Denkt u dat die kloof van anderhalve meter met mensen buiten het gezin nog zal verdwijnen vooraleer er een vaccin komt?

“Nee, dat denk ik niet. Die anderhalve meter is een gewoonte geworden. We gaan normaler doen dan de voorbije maanden, maar het zal toch nog anders blijven dan vroeger. Zeker wat handen geven betreft. Twee vrienden die elkaar vroeger al eens een knuffel gaven en daar nu ook nood aan hebben, zullen dat nog wel eens kunnen doen. Knuffelen is virologisch minder belastend dan een handdruk, waarmee je meer ziektekiemen uitwisselt.”

De Wereldgezondheidsorganisatie (WHO) heeft het voorbije weekend het geweer van schouders veranderd en haar richtlijn over mondmaskers aangepast. Een mondmasker is nu toch aangeraden op drukke, openbare plaatsen.

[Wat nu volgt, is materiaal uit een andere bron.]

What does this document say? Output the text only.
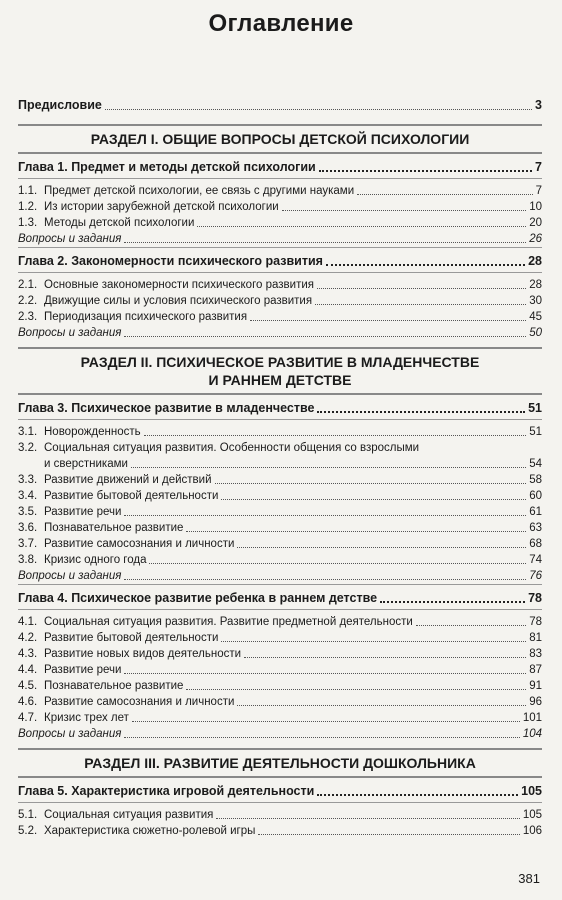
Оглавление
Предисловие	3
РАЗДЕЛ I. ОБЩИЕ ВОПРОСЫ ДЕТСКОЙ ПСИХОЛОГИИ
Глава 1. Предмет и методы детской психологии	7
1.1. Предмет детской психологии, ее связь с другими науками	7
1.2. Из истории зарубежной детской психологии	10
1.3. Методы детской психологии	20
Вопросы и задания	26
Глава 2. Закономерности психического развития	28
2.1. Основные закономерности психического развития	28
2.2. Движущие силы и условия психического развития	30
2.3. Периодизация психического развития	45
Вопросы и задания	50
РАЗДЕЛ II. ПСИХИЧЕСКОЕ РАЗВИТИЕ В МЛАДЕНЧЕСТВЕ
И РАННЕМ ДЕТСТВЕ
Глава 3. Психическое развитие в младенчестве	51
3.1. Новорожденность	51
3.2. Социальная ситуация развития. Особенности общения со взрослыми
и сверстниками	54
3.3. Развитие движений и действий	58
3.4. Развитие бытовой деятельности	60
3.5. Развитие речи	61
3.6. Познавательное развитие	63
3.7. Развитие самосознания и личности	68
3.8. Кризис одного года	74
Вопросы и задания	76
Глава 4. Психическое развитие ребенка в раннем детстве	78
4.1. Социальная ситуация развития. Развитие предметной деятельности	78
4.2. Развитие бытовой деятельности	81
4.3. Развитие новых видов деятельности	83
4.4. Развитие речи	87
4.5. Познавательное развитие	91
4.6. Развитие самосознания и личности	96
4.7. Кризис трех лет	101
Вопросы и задания	104
РАЗДЕЛ III. РАЗВИТИЕ ДЕЯТЕЛЬНОСТИ ДОШКОЛЬНИКА
Глава 5. Характеристика игровой деятельности	105
5.1. Социальная ситуация развития	105
5.2. Характеристика сюжетно-ролевой игры	106
381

“Soms leidt de WHO en soms volgt de WHO. Nu volgen zij een aantal landen die daar al de standaard van hebben gemaakt. Als iedereen binnen moet blijven, hebben die mondmaskers geen zin. Maar als de maatschappij weer herneemt, zijn ze nuttig. Zo hebben we het in België ook gedaan. Er zijn de voorbije weken heel wat studies verschenen die mondmaskers nuttig achten wanneer mensen dicht bij elkaar zijn. Daarom hebben wij ze ook verplicht op het openbaar vervoer en raden we ze aan op drukke plaatsen, zoals in winkels en winkelstraten.”

Ik zie er nog altijd heel weinig. Moet dat strenger?

“Ik draag er één in de winkel om het goede voorbeeld te geven. Op dit moment hebben we niet zoveel positieve testen, maar wanneer de epidemie weer zou opflakkeren, ben ik er voorstander van om het advies van 'mondmaskers sterk aangeraden' in winkels naar verplicht te laten gaan. Maar verplicht ze niet op straat. Ik ben gaan fietsen en ik zag een eenzame wandelaar in het bos met een mondmasker op: dat heeft geen enkele zin.”